Now, you will get an output that looks like:

Training on fold 0
Malis?mos los nuevos dibujitos de disney, nickelodeon, cartoon, etc, no me gustannn:n
@meeelp mas que venha um filhinho mais fofo que o pr?prio pai, com covinha e amando a Disney kkkkkkkkkkkkkkkkk:n
@HedyHAMIDI au quartier pas a Disney moi:n
I fully love the Disney Channel I do not care ?:e

The text is followed by : and the category. Printing the training/test folds is a good sanity check for whether the corpus is properly populated. It is also a nice glimpse into how the ObjectHandler<E> interface works—here, the source is from com/lingpipe/cookbook/Util.java:

public static ObjectHandler<Classified<CharSequence>> corpusPrinter () {
  return new ObjectHandler<Classified<CharSequence>>() {
    @Override
    public void handle(Classified<CharSequence> e) {
      System.out.println(e.toString());
    }
  };
}

There is not much to the returned class. There is a single handle()method that just prints the toString() method of Classified<CharSequence>. In the context of this recipe, the classifier instead invokes train() on the text and classification, and the evaluator takes the text, runs it past the classifier, and compares the result to the truth.

Another good experiment to run is to report performance on each fold instead of all folds.

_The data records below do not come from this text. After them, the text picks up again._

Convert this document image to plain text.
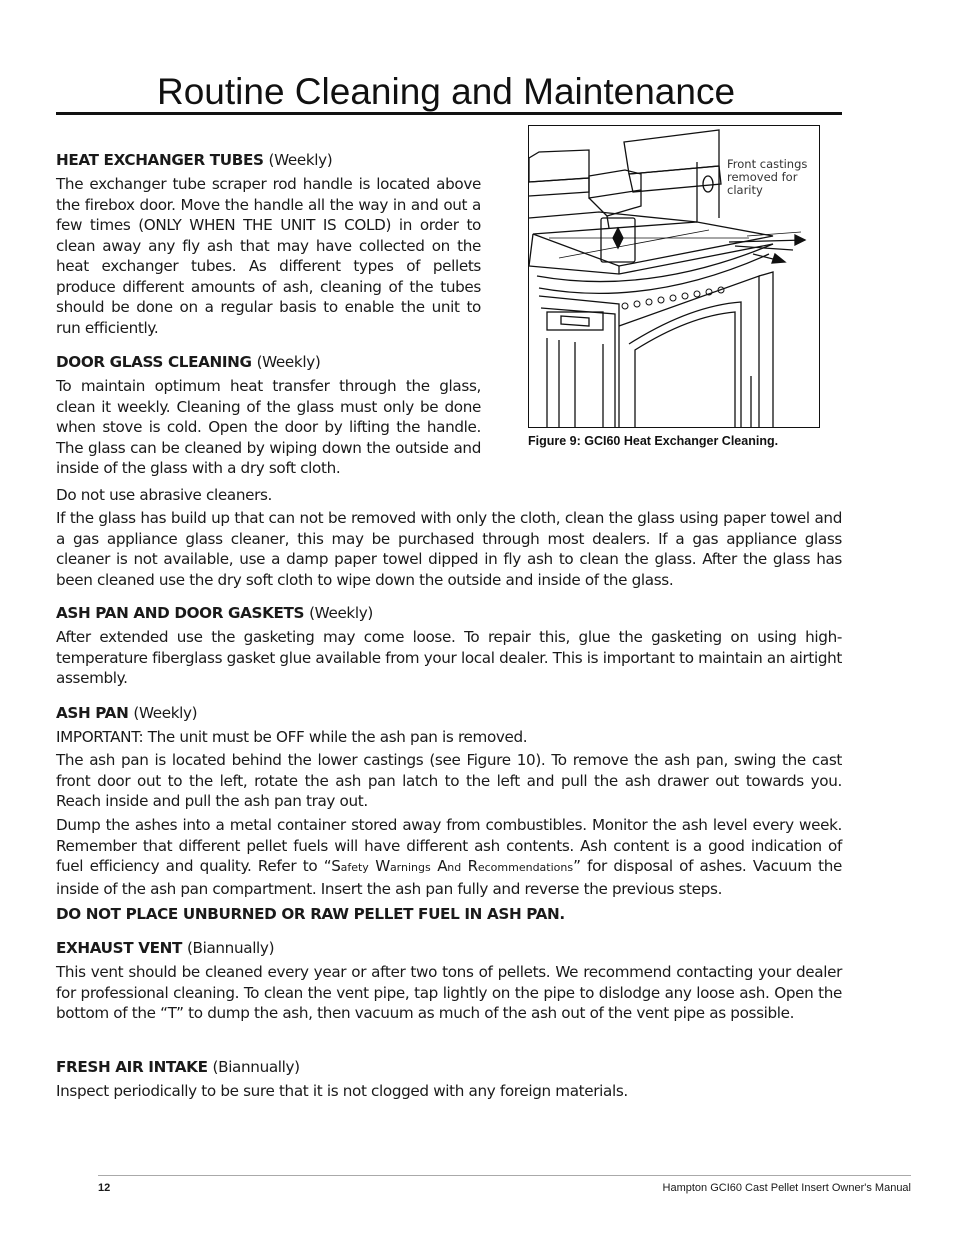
Routine Cleaning and Maintenance

HEAT EXCHANGER TUBES (Weekly)

The exchanger tube scraper rod handle is located above the firebox door. Move the handle all the way in and out a few times (ONLY WHEN THE UNIT IS COLD) in order to clean away any fly ash that may have collected on the heat exchanger tubes. As different types of pellets produce different amounts of ash, cleaning of the tubes should be done on a regular basis to enable the unit to run efficiently.

DOOR GLASS CLEANING (Weekly)

To maintain optimum heat transfer through the glass, clean it weekly. Cleaning of the glass must only be done when stove is cold. Open the door by lifting the handle. The glass can be cleaned by wiping down the outside and inside of the glass with a dry soft cloth.

Do not use abrasive cleaners.

If the glass has build up that can not be removed with only the cloth, clean the glass using paper towel and a gas appliance glass cleaner, this may be purchased through most dealers. If a gas appliance glass cleaner is not available, use a damp paper towel dipped in fly ash to clean the glass. After the glass has been cleaned use the dry soft cloth to wipe down the outside and inside of the glass.

ASH PAN AND DOOR GASKETS (Weekly)

After extended use the gasketing may come loose. To repair this, glue the gasketing on using high-temperature fiberglass gasket glue available from your local dealer. This is important to maintain an airtight assembly.

ASH PAN (Weekly)

IMPORTANT: The unit must be OFF while the ash pan is removed.

The ash pan is located behind the lower castings (see Figure 10). To remove the ash pan, swing the cast front door out to the left, rotate the ash pan latch to the left and pull the ash drawer out towards you. Reach inside and pull the ash pan tray out.

Dump the ashes into a metal container stored away from combustibles. Monitor the ash level every week. Remember that different pellet fuels will have different ash contents. Ash content is a good indication of fuel efficiency and quality. Refer to “Safety Warnings And Recommendations” for disposal of ashes. Vacuum the inside of the ash pan compartment. Insert the ash pan fully and reverse the previous steps.

DO NOT PLACE UNBURNED OR RAW PELLET FUEL IN ASH PAN.

EXHAUST VENT (Biannually)

This vent should be cleaned every year or after two tons of pellets. We recommend contacting your dealer for professional cleaning. To clean the vent pipe, tap lightly on the pipe to dislodge any loose ash. Open the bottom of the “T” to dump the ash, then vacuum as much of the ash out of the vent pipe as possible.

FRESH AIR INTAKE (Biannually)

Inspect periodically to be sure that it is not clogged with any foreign materials.

Front castings removed for clarity
Figure 9: GCI60 Heat Exchanger Cleaning.
12	Hampton GCI60 Cast Pellet Insert Owner's Manual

For small datasets, you will see very large variations in performance. Another worthwhile experiment is to permute the corpus 10 times and see the variations in performance that come from different partitioning of the data.

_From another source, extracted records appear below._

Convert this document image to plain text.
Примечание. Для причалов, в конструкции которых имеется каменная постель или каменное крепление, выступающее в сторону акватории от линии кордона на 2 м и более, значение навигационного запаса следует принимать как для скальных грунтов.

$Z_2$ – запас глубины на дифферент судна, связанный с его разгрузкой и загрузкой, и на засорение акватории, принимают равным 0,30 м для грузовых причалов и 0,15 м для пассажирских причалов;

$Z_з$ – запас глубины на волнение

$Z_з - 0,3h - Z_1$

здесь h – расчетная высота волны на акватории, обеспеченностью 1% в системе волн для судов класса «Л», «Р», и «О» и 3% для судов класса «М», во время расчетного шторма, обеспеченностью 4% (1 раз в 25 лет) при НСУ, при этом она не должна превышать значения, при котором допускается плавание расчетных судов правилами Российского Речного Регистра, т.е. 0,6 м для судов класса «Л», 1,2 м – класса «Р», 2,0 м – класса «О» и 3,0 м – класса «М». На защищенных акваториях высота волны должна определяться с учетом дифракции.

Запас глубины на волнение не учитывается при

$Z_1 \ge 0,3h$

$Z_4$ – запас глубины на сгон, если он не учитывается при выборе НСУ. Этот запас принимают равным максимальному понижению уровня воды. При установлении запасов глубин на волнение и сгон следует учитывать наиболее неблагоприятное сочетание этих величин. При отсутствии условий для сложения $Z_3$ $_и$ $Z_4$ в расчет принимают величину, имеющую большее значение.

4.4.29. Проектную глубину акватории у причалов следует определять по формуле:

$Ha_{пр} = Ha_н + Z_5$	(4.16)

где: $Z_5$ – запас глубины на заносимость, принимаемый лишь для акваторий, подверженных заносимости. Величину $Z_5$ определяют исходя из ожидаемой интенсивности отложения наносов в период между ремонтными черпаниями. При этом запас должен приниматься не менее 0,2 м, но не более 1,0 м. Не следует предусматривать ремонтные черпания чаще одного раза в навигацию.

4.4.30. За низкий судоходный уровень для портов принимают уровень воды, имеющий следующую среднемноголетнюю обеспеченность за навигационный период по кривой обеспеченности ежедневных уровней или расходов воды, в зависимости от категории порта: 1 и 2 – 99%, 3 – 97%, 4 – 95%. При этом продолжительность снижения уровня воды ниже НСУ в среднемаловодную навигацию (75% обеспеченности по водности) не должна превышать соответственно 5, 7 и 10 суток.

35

Another issue is how data is selected for evaluation. To text process applications, it is important to not leak information between test data and training data. Cross validation over 10 days of data will be much more realistic if each day is a fold rather than a 10-percent slice of all 10 days. The reason is that a day's data will likely be correlated, and this correlation will produce information about that day in training and testing, if days are allowed to be in both train and test. When evaluating the final performance, always select data from after the training data epoch if possible, to better emulate production environments where the future is not known.